Rollback leaves you exposed — it re-creates the client_secret on disk that the fix was meant to eliminate. Use it only if the migration broke something you need running right now, and only long enough to diagnose. Then re-run the migration.

# 1. Restore the backup state file
cp /tmp/entraclaw-state.backup-<timestamp>.json .entraclaw-state.json

# 2. Re-create a client_secret on the Provisioner app so old code paths keep working
PROV=$(jq -r .PROVISIONER_CLIENT_ID .entraclaw-state.json)
SECRET_JSON=$(az ad app credential reset --id "$PROV" --append --years 1 -o json)
SECRET=$(echo "$SECRET_JSON" | jq -r .password)

# 3. Re-write the secret into the state file (what the old code expected)
python3 -c "
import json, pathlib
sf = pathlib.Path('.entraclaw-state.json')
data = json.loads(sf.read_text())
data['PROVISIONER_CLIENT_SECRET'] = '$SECRET'
sf.write_text(json.dumps(data, indent=2) + '\n')
"

# 4. Temporarily revert the code change (replay the commit locally)
git revert --no-commit HEAD  # adjust as needed to get back to the secret-auth version

# 5. (Optional) Purge the cert from Keychain
TENANT=$(jq -r .TENANT_ID .entraclaw-state.json)
security delete-generic-password -a "$TENANT" -s "entraclaw-provisioner-cert"

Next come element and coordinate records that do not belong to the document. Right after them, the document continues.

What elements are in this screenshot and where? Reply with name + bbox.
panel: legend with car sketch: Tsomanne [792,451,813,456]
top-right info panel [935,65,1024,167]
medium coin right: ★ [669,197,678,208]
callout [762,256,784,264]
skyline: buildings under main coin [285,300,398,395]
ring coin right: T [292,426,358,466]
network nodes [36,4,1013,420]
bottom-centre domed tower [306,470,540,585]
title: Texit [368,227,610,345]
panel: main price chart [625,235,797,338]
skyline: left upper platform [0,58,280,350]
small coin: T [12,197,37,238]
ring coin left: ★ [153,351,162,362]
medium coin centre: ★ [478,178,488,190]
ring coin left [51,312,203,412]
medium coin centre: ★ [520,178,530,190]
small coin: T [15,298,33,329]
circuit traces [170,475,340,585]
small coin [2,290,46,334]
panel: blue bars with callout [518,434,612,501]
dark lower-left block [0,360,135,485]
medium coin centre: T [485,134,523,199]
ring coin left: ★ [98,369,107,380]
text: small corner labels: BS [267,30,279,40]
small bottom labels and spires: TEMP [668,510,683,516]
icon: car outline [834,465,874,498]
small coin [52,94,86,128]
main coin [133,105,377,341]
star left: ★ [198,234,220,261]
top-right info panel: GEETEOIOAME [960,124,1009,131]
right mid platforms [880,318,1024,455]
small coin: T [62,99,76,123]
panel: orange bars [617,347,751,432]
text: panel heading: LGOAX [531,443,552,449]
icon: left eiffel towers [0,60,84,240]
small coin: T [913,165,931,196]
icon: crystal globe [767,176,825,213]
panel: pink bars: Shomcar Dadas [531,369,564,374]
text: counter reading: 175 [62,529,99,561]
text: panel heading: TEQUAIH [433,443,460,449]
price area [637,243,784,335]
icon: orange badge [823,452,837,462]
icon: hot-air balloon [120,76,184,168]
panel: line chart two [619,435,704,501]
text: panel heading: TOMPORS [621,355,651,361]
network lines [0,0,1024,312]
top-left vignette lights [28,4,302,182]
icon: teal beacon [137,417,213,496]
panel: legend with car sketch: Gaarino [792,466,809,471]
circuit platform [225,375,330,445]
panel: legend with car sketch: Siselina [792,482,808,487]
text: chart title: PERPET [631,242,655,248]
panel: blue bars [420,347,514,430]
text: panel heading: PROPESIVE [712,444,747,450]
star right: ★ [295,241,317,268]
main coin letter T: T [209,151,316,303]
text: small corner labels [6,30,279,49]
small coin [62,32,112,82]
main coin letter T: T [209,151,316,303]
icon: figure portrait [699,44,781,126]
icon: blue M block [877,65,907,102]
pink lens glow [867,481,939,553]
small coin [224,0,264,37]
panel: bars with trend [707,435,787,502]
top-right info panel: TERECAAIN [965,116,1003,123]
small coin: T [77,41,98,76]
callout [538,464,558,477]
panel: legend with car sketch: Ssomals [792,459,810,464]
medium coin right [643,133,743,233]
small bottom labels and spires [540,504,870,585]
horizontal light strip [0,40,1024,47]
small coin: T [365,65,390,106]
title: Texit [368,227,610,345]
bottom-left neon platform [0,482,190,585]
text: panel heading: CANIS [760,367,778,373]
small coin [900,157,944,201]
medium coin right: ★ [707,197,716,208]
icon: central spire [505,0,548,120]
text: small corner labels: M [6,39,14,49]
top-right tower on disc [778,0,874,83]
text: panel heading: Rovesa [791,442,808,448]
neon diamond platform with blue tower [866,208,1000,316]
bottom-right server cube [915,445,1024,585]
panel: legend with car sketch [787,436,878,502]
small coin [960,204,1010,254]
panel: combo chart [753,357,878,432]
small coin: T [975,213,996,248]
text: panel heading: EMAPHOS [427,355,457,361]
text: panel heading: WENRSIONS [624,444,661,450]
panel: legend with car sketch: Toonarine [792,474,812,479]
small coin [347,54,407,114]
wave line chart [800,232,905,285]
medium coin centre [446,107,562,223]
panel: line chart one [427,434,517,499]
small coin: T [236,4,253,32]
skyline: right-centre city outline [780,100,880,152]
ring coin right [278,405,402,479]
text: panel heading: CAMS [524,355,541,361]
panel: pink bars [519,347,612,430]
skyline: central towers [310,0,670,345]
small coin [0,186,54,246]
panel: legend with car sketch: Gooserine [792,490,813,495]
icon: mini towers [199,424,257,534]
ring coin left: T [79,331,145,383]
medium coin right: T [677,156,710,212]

After rollback, the secret is back on disk. Don't leave it there. Diagnose the issue, re-run the migration, verify all four checks, then force-delete the rolled-back secret:

az ad app credential delete --id "$PROV" --key-id <keyId-of-new-secret>

Post-migration actions

  • [ ] git status shows no modified .entraclaw-state.json, no Keychain export, no token output committed.
  • [ ] Delete the backup state file from /tmp/ once you're confident the migration held (it contains the now-invalidated secret, but it's still worth cleaning up):
    shred -u /tmp/entraclaw-state.backup-*.json  # Linux
    # OR
    rm -P /tmp/entraclaw-state.backup-*.json     # macOS
    
  • [ ] Schedule a cert-rotation reminder for ~11 months from now (certs expire at 365 days). Rotation = re-run python3 scripts/entra_provisioning.py — it detects expired certs and re-mints.

Known gotchas

  • "keyring is required for cert-auth" — you forgot to install the provisioning deps. Run pip install -e ".[dev,provisioning]".
  • "failed to upload cert to Provisioner app" — your az login isn't the Provisioner app owner, or the account lacks Application.ReadWrite.All consent. Have an admin re-run the migration from their machine, or grant you the role.
  • Migration succeeds but provisioner-token.py 401s — Graph permission propagation can lag. Wait 60 seconds and retry. get_graph_token already sleeps 30s by default; pass wait_for_propagation=True if re-running programmatically.
  • passwordCredentials is not [] after migration — a concurrent process (CI job, another dev machine) re-created a secret. Re-run the migration; the _remove_legacy_password_credentials step is idempotent.